The National Trust now runs a tight ship. There are separate queues for entrance, crossing, and return crossing, controlled by young people in polo shirts with radios. The sea was splendid though and the air filled with wheeling gulls.From Carrick-a-Rede we stopped by Bushmill’s Distillery, a maker of Irish whiskey. Cheryl’s guidebook recommends the tour, as Bushmill’s is still a working plant while Jameson’s in Dublin is not. During the week visitors see men doing whatever it is they do to barley and yeast in complicated vats. You may even meet Colum, Bushmill’s Master Distiller. We settled for breathing in the sour yeasty air and watching folks sample the goods.
Finally we arrived around lunchtime at the Giant’s Causeway. As Wikipedia says, there are two conflicting reports of the geological formation:
During the Paleogene period, Antrim was subject to intense volcanic activity, when highly fluid molten basalt intruded through chalk beds to form an extensive lava plateau. As the lava cooled rapidly, contraction occurred. While contraction in the vertical direction reduced the flow thickness (without fracturing), horizontal contraction could only be accommodated by cracking throughout the flow. The extensive fracture network produced the distinctive columns seen today. The basalts were originally part of a great volcanic plateau called the Thulean Plateau which formed during the Paleogene period.
The basalt column nonsense is all well and good, but doesn’t explain how the site got its name, leading to an alternative theory of creation:
Legend has it that the Irish giant Fionn mac Cumhaill (Finn McCool) built the causeway to walk to Scotland to fight his Scottish counterpart Benandonner. One version of the legend tells that Fionn fell asleep before he got to Scotland. When he did not arrive, the much larger Benandonner crossed the bridge looking for him. To protect Fionn, his wife Oonagh laid a blanket over him so he could pretend that he was actually their baby son. When Benandonner saw the size of the 'infant', he assumed the alleged father, Fionn, must be gigantic indeed. Therefore, Benandonner fled home in terror, ripping up the Causeway in case he was followed by Fionn.
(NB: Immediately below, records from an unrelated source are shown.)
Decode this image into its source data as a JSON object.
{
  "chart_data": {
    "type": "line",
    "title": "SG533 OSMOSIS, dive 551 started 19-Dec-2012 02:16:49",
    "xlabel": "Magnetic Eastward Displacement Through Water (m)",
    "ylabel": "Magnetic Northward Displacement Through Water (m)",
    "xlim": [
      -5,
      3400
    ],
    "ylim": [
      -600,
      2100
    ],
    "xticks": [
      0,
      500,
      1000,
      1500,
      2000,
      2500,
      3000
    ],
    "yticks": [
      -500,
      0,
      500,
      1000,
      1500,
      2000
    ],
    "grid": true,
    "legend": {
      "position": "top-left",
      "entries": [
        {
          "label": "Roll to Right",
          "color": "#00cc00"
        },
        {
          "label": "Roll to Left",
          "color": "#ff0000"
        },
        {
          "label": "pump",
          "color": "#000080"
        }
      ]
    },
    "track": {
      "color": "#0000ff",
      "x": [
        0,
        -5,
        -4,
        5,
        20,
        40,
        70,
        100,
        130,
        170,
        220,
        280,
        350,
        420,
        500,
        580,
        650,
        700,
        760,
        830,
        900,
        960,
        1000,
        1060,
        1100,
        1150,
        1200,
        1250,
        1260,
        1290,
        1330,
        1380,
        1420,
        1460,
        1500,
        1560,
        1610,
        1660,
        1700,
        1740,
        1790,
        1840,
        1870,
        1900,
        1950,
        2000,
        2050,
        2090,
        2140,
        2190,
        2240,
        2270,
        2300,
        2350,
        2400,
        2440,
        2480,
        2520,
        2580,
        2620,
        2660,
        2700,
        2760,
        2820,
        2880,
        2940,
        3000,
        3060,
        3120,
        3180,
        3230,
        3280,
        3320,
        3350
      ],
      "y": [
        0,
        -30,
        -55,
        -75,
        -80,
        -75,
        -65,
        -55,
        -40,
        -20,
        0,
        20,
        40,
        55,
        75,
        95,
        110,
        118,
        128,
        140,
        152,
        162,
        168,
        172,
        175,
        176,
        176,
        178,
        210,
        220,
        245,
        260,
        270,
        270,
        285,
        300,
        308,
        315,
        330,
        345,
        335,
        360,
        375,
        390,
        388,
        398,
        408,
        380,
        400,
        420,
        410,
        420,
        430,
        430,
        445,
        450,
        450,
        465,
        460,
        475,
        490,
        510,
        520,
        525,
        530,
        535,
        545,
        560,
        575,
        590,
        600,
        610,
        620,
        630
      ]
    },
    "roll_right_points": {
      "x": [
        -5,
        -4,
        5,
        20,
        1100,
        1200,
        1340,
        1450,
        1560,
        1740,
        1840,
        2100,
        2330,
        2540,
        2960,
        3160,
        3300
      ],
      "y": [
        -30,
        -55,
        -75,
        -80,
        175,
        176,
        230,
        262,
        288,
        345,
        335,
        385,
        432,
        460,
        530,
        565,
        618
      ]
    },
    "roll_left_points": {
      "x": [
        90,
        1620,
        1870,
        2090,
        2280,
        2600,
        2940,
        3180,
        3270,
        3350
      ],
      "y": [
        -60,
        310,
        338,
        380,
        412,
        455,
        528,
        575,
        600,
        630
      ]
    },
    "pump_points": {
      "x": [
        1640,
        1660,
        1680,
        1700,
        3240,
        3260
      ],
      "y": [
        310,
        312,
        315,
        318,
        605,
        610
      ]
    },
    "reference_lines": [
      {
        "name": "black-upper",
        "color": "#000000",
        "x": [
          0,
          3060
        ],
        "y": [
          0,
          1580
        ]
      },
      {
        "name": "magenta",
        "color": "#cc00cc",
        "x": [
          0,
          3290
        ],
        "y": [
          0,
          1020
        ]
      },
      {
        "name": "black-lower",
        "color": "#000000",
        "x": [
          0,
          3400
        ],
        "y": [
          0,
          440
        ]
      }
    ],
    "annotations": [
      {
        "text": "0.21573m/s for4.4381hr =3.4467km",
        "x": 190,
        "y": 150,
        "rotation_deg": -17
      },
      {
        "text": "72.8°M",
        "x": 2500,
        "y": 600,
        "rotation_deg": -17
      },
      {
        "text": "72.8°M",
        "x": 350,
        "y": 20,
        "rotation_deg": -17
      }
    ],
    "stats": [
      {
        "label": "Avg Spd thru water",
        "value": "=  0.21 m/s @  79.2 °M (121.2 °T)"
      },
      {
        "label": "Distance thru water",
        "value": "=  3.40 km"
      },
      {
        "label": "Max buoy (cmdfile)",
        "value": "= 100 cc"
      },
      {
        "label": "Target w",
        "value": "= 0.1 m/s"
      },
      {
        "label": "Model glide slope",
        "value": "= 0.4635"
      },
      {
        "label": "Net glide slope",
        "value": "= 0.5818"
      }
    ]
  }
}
The "causeway" legend corresponds with geological history in as much as there are similar basalt formations (a part of the same ancient lava flow) at the site of Fingal's Cave on the isle of Staffa in Scotland.
Whatever the cause of the Causeway, the place is a photographer’s dream. Basalt columns exist all over the world, and their unique structure boggles the mind everywhere.All in all, a wonderful day and especially lucky with the weather. My favorite part was meeting a group of nuns who had obviously bypassed a fence that said "Do Not Enter" to climb up to the pipe organ structure off the upper cliff path. Robed in red habits with sneakers, they took pictures by the basalt columns while pretending to fall off the rocks, miming "Save me, Gabriel!" Hysterical.